Nest issues warning to customers to fortify their accounts
Nest is telling customers to step up their security, in an email issued by Google’s smart home lead Rishi Chandra.
The email doesn’t specifically say why Nest users should further fortify their accounts, beyond that it’s “heard from people experiencing issues with their Nest devices” in recent weeks.
Chandra states that Nest was not breached, but says there is a risk that customers who use the same login credentials on multiple websites/platforms could be vulnerable if a breach were to happen elsewhere.
Read this: Your missing manual to everything Nest
While Chandra fails to note the specifics, there have been some recent incidents involving hackers gaining access to people’s Nest devices. The most notable was a recent case in Illinois where a family was taunted with racial slurs through a hijacked Nest smart camera.

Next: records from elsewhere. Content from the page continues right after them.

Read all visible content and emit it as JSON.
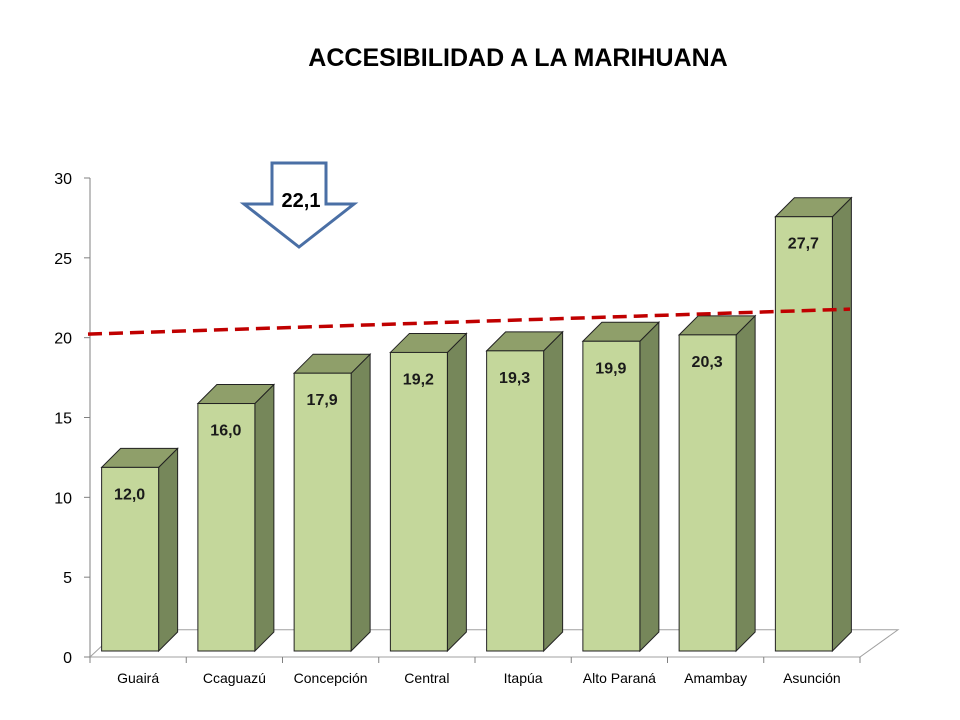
{
  "chart_data": {
    "type": "bar",
    "title": "ACCESIBILIDAD A LA MARIHUANA",
    "categories": [
      "Guairá",
      "Ccaguazú",
      "Concepción",
      "Central",
      "Itapúa",
      "Alto Paraná",
      "Amambay",
      "Asunción"
    ],
    "values": [
      12.0,
      16.0,
      17.9,
      19.2,
      19.3,
      19.9,
      20.3,
      27.7
    ],
    "value_labels": [
      "12,0",
      "16,0",
      "17,9",
      "19,2",
      "19,3",
      "19,9",
      "20,3",
      "27,7"
    ],
    "ylim": [
      0,
      30
    ],
    "yticks": [
      "0",
      "5",
      "10",
      "15",
      "20",
      "25",
      "30"
    ],
    "reference_line": {
      "value": 22.1,
      "label": "22,1",
      "color": "#c00000",
      "style": "dashed"
    },
    "colors": {
      "bar_front": "#c4d79b",
      "bar_side": "#76875a",
      "bar_top": "#8f9f6a",
      "arrow": "#4a6fa5"
    },
    "grid": false,
    "style": "3d-column"
  }
}
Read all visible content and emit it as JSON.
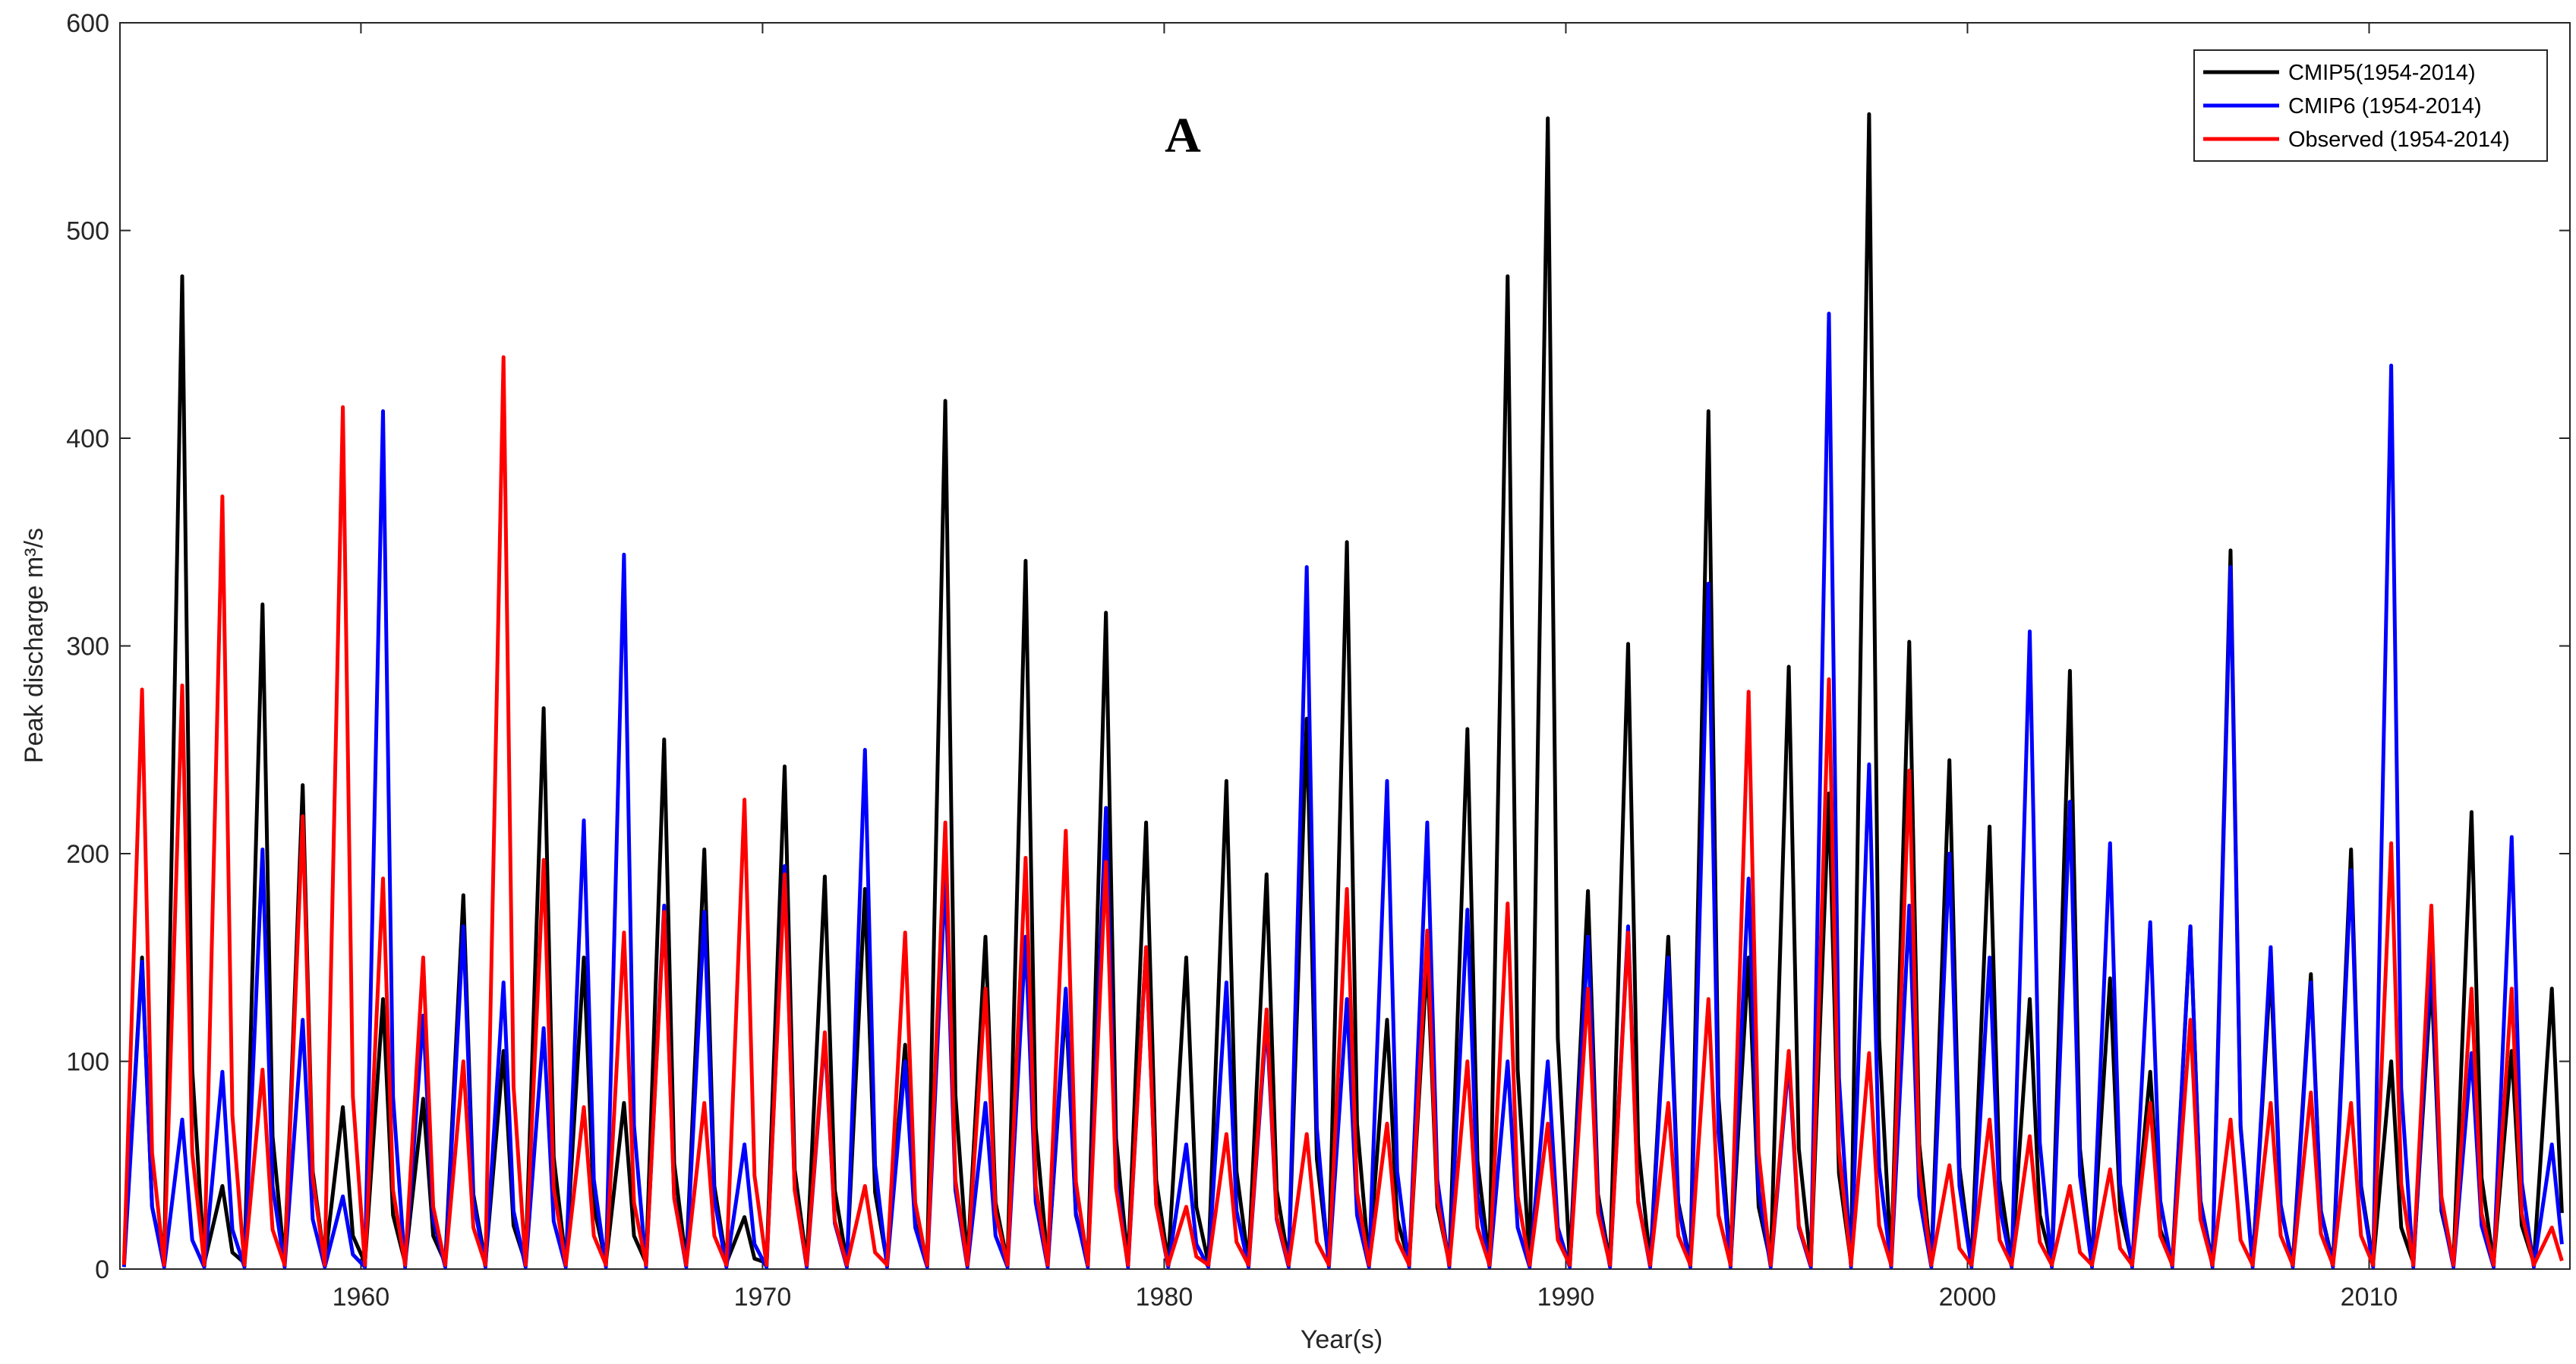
{
  "chart_data": {
    "type": "line",
    "xlabel": "Year(s)",
    "ylabel": "Peak discharge m³/s",
    "annotation": "A",
    "xlim": [
      1954,
      2015
    ],
    "xticks": [
      1960,
      1970,
      1980,
      1990,
      2000,
      2010
    ],
    "ylim": [
      0,
      600
    ],
    "yticks": [
      0,
      100,
      200,
      300,
      400,
      500,
      600
    ],
    "grid": false,
    "legend": "upper right",
    "x": [
      1954.1,
      1954.55,
      1954.8,
      1955.1,
      1955.55,
      1955.8,
      1956.1,
      1956.55,
      1956.8,
      1957.1,
      1957.55,
      1957.8,
      1958.1,
      1958.55,
      1958.8,
      1959.1,
      1959.55,
      1959.8,
      1960.1,
      1960.55,
      1960.8,
      1961.1,
      1961.55,
      1961.8,
      1962.1,
      1962.55,
      1962.8,
      1963.1,
      1963.55,
      1963.8,
      1964.1,
      1964.55,
      1964.8,
      1965.1,
      1965.55,
      1965.8,
      1966.1,
      1966.55,
      1966.8,
      1967.1,
      1967.55,
      1967.8,
      1968.1,
      1968.55,
      1968.8,
      1969.1,
      1969.55,
      1969.8,
      1970.1,
      1970.55,
      1970.8,
      1971.1,
      1971.55,
      1971.8,
      1972.1,
      1972.55,
      1972.8,
      1973.1,
      1973.55,
      1973.8,
      1974.1,
      1974.55,
      1974.8,
      1975.1,
      1975.55,
      1975.8,
      1976.1,
      1976.55,
      1976.8,
      1977.1,
      1977.55,
      1977.8,
      1978.1,
      1978.55,
      1978.8,
      1979.1,
      1979.55,
      1979.8,
      1980.1,
      1980.55,
      1980.8,
      1981.1,
      1981.55,
      1981.8,
      1982.1,
      1982.55,
      1982.8,
      1983.1,
      1983.55,
      1983.8,
      1984.1,
      1984.55,
      1984.8,
      1985.1,
      1985.55,
      1985.8,
      1986.1,
      1986.55,
      1986.8,
      1987.1,
      1987.55,
      1987.8,
      1988.1,
      1988.55,
      1988.8,
      1989.1,
      1989.55,
      1989.8,
      1990.1,
      1990.55,
      1990.8,
      1991.1,
      1991.55,
      1991.8,
      1992.1,
      1992.55,
      1992.8,
      1993.1,
      1993.55,
      1993.8,
      1994.1,
      1994.55,
      1994.8,
      1995.1,
      1995.55,
      1995.8,
      1996.1,
      1996.55,
      1996.8,
      1997.1,
      1997.55,
      1997.8,
      1998.1,
      1998.55,
      1998.8,
      1999.1,
      1999.55,
      1999.8,
      2000.1,
      2000.55,
      2000.8,
      2001.1,
      2001.55,
      2001.8,
      2002.1,
      2002.55,
      2002.8,
      2003.1,
      2003.55,
      2003.8,
      2004.1,
      2004.55,
      2004.8,
      2005.1,
      2005.55,
      2005.8,
      2006.1,
      2006.55,
      2006.8,
      2007.1,
      2007.55,
      2007.8,
      2008.1,
      2008.55,
      2008.8,
      2009.1,
      2009.55,
      2009.8,
      2010.1,
      2010.55,
      2010.8,
      2011.1,
      2011.55,
      2011.8,
      2012.1,
      2012.55,
      2012.8,
      2013.1,
      2013.55,
      2013.8,
      2014.1,
      2014.55,
      2014.8
    ],
    "series": [
      {
        "name": "CMIP5(1954-2014)",
        "color": "#000000",
        "values": [
          3,
          150,
          30,
          3,
          478,
          96,
          3,
          40,
          8,
          3,
          320,
          64,
          3,
          233,
          47,
          3,
          78,
          16,
          3,
          130,
          26,
          3,
          82,
          16,
          3,
          180,
          36,
          3,
          105,
          21,
          3,
          270,
          54,
          3,
          150,
          30,
          3,
          80,
          16,
          3,
          255,
          51,
          3,
          202,
          40,
          3,
          25,
          5,
          3,
          242,
          48,
          3,
          189,
          38,
          3,
          183,
          37,
          3,
          108,
          22,
          3,
          418,
          84,
          3,
          160,
          32,
          3,
          341,
          68,
          3,
          128,
          26,
          3,
          316,
          63,
          3,
          215,
          43,
          3,
          150,
          30,
          3,
          235,
          47,
          3,
          190,
          38,
          3,
          265,
          53,
          3,
          350,
          70,
          3,
          120,
          24,
          3,
          150,
          30,
          3,
          260,
          52,
          3,
          478,
          96,
          3,
          554,
          111,
          3,
          182,
          36,
          3,
          301,
          60,
          3,
          160,
          32,
          3,
          413,
          83,
          3,
          150,
          30,
          3,
          290,
          58,
          3,
          229,
          46,
          3,
          556,
          111,
          3,
          302,
          60,
          3,
          245,
          49,
          3,
          213,
          43,
          3,
          130,
          26,
          3,
          288,
          58,
          3,
          140,
          28,
          3,
          95,
          19,
          3,
          165,
          33,
          3,
          346,
          69,
          3,
          145,
          29,
          3,
          142,
          28,
          3,
          202,
          40,
          3,
          100,
          20,
          3,
          140,
          28,
          3,
          220,
          44,
          3,
          105,
          21,
          3,
          135,
          27
        ]
      },
      {
        "name": "CMIP6 (1954-2014)",
        "color": "#0000ff",
        "values": [
          1,
          148,
          30,
          1,
          72,
          14,
          1,
          95,
          19,
          1,
          202,
          40,
          1,
          120,
          24,
          1,
          35,
          7,
          1,
          413,
          83,
          1,
          122,
          24,
          1,
          165,
          33,
          1,
          138,
          28,
          1,
          116,
          23,
          1,
          216,
          43,
          1,
          344,
          69,
          1,
          175,
          35,
          1,
          172,
          34,
          1,
          60,
          12,
          1,
          194,
          39,
          1,
          112,
          22,
          1,
          250,
          50,
          1,
          100,
          20,
          1,
          190,
          38,
          1,
          80,
          16,
          1,
          160,
          32,
          1,
          135,
          27,
          1,
          222,
          44,
          1,
          155,
          31,
          1,
          60,
          12,
          1,
          138,
          28,
          1,
          120,
          24,
          1,
          338,
          68,
          1,
          130,
          26,
          1,
          235,
          47,
          1,
          215,
          43,
          1,
          173,
          35,
          1,
          100,
          20,
          1,
          100,
          20,
          1,
          160,
          32,
          1,
          165,
          33,
          1,
          150,
          30,
          1,
          330,
          66,
          1,
          188,
          38,
          1,
          100,
          20,
          1,
          460,
          92,
          1,
          243,
          49,
          1,
          175,
          35,
          1,
          200,
          40,
          1,
          150,
          30,
          1,
          307,
          61,
          1,
          225,
          45,
          1,
          205,
          41,
          1,
          167,
          33,
          1,
          165,
          33,
          1,
          338,
          68,
          1,
          155,
          31,
          1,
          138,
          28,
          1,
          192,
          38,
          1,
          435,
          87,
          1,
          152,
          30,
          1,
          104,
          21,
          1,
          208,
          42,
          1,
          60,
          12
        ]
      },
      {
        "name": "Observed (1954-2014)",
        "color": "#ff0000",
        "values": [
          2,
          279,
          56,
          2,
          281,
          56,
          2,
          372,
          74,
          2,
          96,
          19,
          2,
          218,
          44,
          2,
          415,
          83,
          2,
          188,
          38,
          2,
          150,
          30,
          2,
          100,
          20,
          2,
          439,
          88,
          2,
          197,
          39,
          2,
          78,
          16,
          2,
          162,
          32,
          2,
          172,
          34,
          2,
          80,
          16,
          2,
          226,
          45,
          2,
          190,
          38,
          2,
          114,
          23,
          2,
          40,
          8,
          2,
          162,
          32,
          2,
          215,
          43,
          2,
          135,
          27,
          2,
          198,
          40,
          2,
          211,
          42,
          2,
          196,
          39,
          2,
          155,
          31,
          2,
          30,
          6,
          2,
          65,
          13,
          2,
          125,
          25,
          2,
          65,
          13,
          2,
          183,
          37,
          2,
          70,
          14,
          2,
          163,
          33,
          2,
          100,
          20,
          2,
          176,
          35,
          2,
          70,
          14,
          2,
          135,
          27,
          2,
          162,
          32,
          2,
          80,
          16,
          2,
          130,
          26,
          2,
          278,
          56,
          2,
          105,
          21,
          2,
          284,
          57,
          2,
          104,
          21,
          2,
          240,
          48,
          2,
          50,
          10,
          2,
          72,
          14,
          2,
          64,
          13,
          2,
          40,
          8,
          2,
          48,
          10,
          2,
          80,
          16,
          2,
          120,
          24,
          2,
          72,
          14,
          2,
          80,
          16,
          2,
          85,
          17,
          2,
          80,
          16,
          2,
          205,
          41,
          2,
          175,
          35,
          2,
          135,
          27,
          2,
          135,
          27,
          2,
          20,
          4
        ]
      }
    ]
  }
}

In the email sent to customers this week, Nest lists several ways that people can improve the security of their accounts including 2-step verification, keeping their home router software up to date, and – for the love of God – choosing a better password.
On the whole it’s good advice, but Nest should really make customers do some of this during the setup process. Making 2-step verification mandatory would be a good start.
“We take protecting our users’ security very seriously,” wrote Chandra. “For added password security, the team looks across the internet to identify breaches and when compromised accounts are found, we alert you and temporarily disable access. We also prevent the use of passwords that appear on known compromised lists. While we can’t stop password breaches across the internet, we’re committed to limiting the impact of compromised credentials on Nest Accounts.